Uma preocupação importante tem sido o
impacto da agricultura industrial no Rio das Pacas, uma fonte importante de
água para os povos indígenas da região. Os agricultores costumam colher soja
usando agrotóxicos que podem ter sérios impactos à saúde, alguns até vinculados
ao câncer. À medida que a floresta e o solo superficial são removidos, as
margens dos rios enfraquecem e permitem que produtos químicos e sedimentos
fluam para a água.
“O desmatamento está acontecendo
exatamente do outro lado do rio”, disse Abad. “E é o mesmo rio onde eles vão
pescar, tomar banho, tirar água potável. Portanto, o impacto sobre os povos
indígenas é enorme. ”
A invasão na Amazônia – e em áreas
indígenas – traz riscos ainda maiores agora, à medida que a Covid-19 assola o
Brasil. O vírus já causou 332 mortes e infectou 7.208 pessoas em 110 grupos
indígenas. Até o momento, foram registrados casos em vários estados – incluindo
Mato Grosso -, mas os ativistas temem que o vírus se espalhe cada vez mais na
Amazônia, à medida que mais pessoas invadem áreas remotas.
“Já começou a chegar a terras
indígenas”, disse Batista. “Aqueles que desmatam ilegalmente não apenas trazem
seus equipamentos – eles também trazem a doença com eles”.
Os povos indígenas infectados pela
Covid-19 estão morrendo a uma taxa superior à média vista em todo o Brasil, de
acordo com um relatório recente do IPAM. Por causa de seu relativo isolamento,
os povos indígenas tendem a ser mais vulneráveis a doenças comuns.

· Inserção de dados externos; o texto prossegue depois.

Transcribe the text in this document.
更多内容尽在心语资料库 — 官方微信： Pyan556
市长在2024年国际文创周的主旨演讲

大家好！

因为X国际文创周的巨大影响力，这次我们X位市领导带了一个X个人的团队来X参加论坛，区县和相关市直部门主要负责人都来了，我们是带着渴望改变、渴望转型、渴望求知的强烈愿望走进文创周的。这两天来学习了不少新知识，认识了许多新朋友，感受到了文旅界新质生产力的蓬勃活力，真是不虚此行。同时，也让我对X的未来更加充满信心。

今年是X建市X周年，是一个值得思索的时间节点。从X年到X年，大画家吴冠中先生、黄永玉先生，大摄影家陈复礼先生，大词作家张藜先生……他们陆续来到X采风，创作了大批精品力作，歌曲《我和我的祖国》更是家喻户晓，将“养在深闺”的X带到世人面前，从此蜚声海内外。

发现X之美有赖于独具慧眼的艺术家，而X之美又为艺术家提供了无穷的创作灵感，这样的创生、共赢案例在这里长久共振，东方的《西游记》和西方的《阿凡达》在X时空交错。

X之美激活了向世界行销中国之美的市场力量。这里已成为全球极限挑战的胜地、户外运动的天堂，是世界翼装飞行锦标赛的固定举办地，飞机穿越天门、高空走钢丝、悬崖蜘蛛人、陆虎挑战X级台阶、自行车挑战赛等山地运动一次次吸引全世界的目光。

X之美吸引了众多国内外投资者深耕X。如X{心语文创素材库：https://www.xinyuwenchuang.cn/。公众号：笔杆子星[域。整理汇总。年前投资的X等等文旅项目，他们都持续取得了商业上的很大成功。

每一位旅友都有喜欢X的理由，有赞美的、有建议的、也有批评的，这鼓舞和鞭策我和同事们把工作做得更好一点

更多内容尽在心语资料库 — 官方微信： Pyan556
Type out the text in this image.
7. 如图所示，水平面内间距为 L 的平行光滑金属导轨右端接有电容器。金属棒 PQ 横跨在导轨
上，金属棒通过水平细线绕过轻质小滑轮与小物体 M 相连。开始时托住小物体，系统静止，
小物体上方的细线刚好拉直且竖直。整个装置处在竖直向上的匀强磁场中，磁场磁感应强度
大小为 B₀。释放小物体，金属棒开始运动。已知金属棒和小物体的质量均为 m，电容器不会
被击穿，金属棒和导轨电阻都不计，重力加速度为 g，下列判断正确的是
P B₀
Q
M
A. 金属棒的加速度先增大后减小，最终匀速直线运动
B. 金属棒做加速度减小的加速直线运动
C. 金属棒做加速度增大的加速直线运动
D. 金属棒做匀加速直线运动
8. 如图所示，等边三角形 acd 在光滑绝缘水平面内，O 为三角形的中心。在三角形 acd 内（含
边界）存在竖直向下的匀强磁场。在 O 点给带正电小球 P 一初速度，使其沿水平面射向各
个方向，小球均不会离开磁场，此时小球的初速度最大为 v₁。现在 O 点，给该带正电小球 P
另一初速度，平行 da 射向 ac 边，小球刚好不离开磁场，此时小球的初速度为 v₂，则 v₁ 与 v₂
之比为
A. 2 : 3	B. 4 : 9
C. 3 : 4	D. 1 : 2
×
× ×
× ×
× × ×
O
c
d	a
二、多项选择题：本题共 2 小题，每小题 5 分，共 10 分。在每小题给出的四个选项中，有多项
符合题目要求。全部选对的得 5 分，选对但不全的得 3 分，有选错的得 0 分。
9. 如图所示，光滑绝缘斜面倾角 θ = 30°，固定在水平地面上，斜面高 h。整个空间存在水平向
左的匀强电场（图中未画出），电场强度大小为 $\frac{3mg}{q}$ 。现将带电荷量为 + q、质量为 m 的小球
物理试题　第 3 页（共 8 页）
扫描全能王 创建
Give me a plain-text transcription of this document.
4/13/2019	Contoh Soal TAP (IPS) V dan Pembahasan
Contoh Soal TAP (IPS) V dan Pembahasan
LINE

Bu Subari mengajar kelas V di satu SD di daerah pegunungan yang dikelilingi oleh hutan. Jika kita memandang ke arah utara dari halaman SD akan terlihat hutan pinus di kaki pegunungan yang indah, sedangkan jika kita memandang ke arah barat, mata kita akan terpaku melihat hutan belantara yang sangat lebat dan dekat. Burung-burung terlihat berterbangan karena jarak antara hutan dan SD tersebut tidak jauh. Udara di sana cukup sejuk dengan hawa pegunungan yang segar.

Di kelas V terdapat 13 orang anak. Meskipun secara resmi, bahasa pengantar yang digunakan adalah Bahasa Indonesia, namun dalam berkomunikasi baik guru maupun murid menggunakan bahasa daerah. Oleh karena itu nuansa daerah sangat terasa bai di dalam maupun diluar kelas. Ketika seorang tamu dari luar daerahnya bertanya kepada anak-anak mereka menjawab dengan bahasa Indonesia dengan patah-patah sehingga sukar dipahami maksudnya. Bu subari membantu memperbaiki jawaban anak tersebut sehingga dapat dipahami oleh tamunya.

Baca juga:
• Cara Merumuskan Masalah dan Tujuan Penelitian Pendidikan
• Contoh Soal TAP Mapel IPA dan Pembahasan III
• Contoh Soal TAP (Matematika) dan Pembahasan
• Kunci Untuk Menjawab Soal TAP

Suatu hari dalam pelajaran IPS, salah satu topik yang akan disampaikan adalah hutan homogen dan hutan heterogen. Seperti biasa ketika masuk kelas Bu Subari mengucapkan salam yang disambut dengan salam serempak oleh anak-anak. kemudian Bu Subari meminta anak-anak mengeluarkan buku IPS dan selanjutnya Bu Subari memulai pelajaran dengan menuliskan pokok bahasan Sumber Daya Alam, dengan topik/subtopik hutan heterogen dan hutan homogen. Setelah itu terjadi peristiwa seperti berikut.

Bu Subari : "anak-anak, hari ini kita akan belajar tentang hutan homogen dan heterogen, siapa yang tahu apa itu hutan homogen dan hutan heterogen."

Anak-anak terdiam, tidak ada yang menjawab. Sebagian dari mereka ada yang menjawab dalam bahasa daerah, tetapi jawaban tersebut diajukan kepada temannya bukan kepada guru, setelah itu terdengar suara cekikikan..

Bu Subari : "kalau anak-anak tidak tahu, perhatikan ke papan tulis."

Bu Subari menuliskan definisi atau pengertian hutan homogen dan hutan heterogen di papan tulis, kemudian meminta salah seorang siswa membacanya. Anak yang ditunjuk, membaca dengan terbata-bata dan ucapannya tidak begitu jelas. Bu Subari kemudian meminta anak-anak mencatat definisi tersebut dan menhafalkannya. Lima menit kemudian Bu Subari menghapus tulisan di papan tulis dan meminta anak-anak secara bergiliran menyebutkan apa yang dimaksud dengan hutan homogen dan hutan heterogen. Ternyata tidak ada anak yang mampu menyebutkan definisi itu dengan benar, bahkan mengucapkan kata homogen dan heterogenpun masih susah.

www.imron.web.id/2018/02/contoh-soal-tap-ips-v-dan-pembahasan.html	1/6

Com um vírus
altamente infeccioso e mortal como a Covid-19, os riscos são ainda maiores para
essas populações, que têm um histórico de serem dizimadas por doenças trazidas
de fora.
Sua vulnerabilidade levou muitos
indígenas a se isolarem ainda mais em uma tentativa de proteger suas
comunidades contra a Covid-19. Mas isso também significa que eles são incapazes
de patrulhar e proteger suas terras contra essa nova afronta dos invasores.
“As comunidades indígenas desempenham
um papel enorme na vigilância de suas terras”, afirmou Souza. “E no contexto da
Covid… podemos ver mais pressão em suas terras em um momento em que eles não
podem fazer o mesmo trabalho de proteger a região”.
Em toda a Amazônia, também existem
preocupações crescentes em torno da próxima estação seca, que só poderia
aprofundar a crise na região. Enquanto a queima – relacionada à derrubada de
culturas e ao desmatamento fresco – acontece na Amazônia todos os anos, o
aumento das chamas em 2019 chamou a atenção mundial. O governo respondeu com
uma operação militar semelhante, que ajudou a conter os incêndios na época. Mas
havia cerca de 450.900 hectares prontos para queimar no final de abril e a área
poderia se expandir para 900.000 hectares até o final da estação seca deste
ano, mostra uma análise do IPAM.
Moutinho diz que as queimadas
provavelmente desencadearão uma onda de hospitalizações de povos indígenas
adoecidos pelas cinzas e pela fumaça, que no ano passado escureceu o céu de São
Paulo, a milhares de quilômetros da Amazônia. Ele observou que uma moratória
sobre queimadas nesta temporada é extremamente necessária para evitar uma
catástrofe, numa época em que a Covid-19 já está sobrecarregando o sistema de
saúde da região.
“Isso pode ser um desastre para quem
procura tratamento em hospitais ou já está infectado em aldeias indígenas
remotas”, disse Moutinho. “Todos os hospitais já estão no seu limite. Mais
pessoas procurando tratamento apenas criariam uma tempestade perfeita. ”
Nota do editor: esta história foi desenvolvida pela Places
to Watch , uma iniciativa Global Forest Watch (GFW) projetada para identificar
rapidamente a perda de florestas em todo o mundo e catalisar novas investigações
sobre essas áreas. O Places to Watch utiliza uma combinação de dados de
satélite em tempo quase real, algoritmos automatizados e inteligência de campo
para identificar novas áreas mensalmente. Em parceria com a Mongabay, a GFW
está apoiando o jornalismo orientado a dados, fornecendo dados e mapas gerados
pelo Places to Watch. O Mongabay mantém total independência editorial em
relação às matérias relatadas usando esses dados.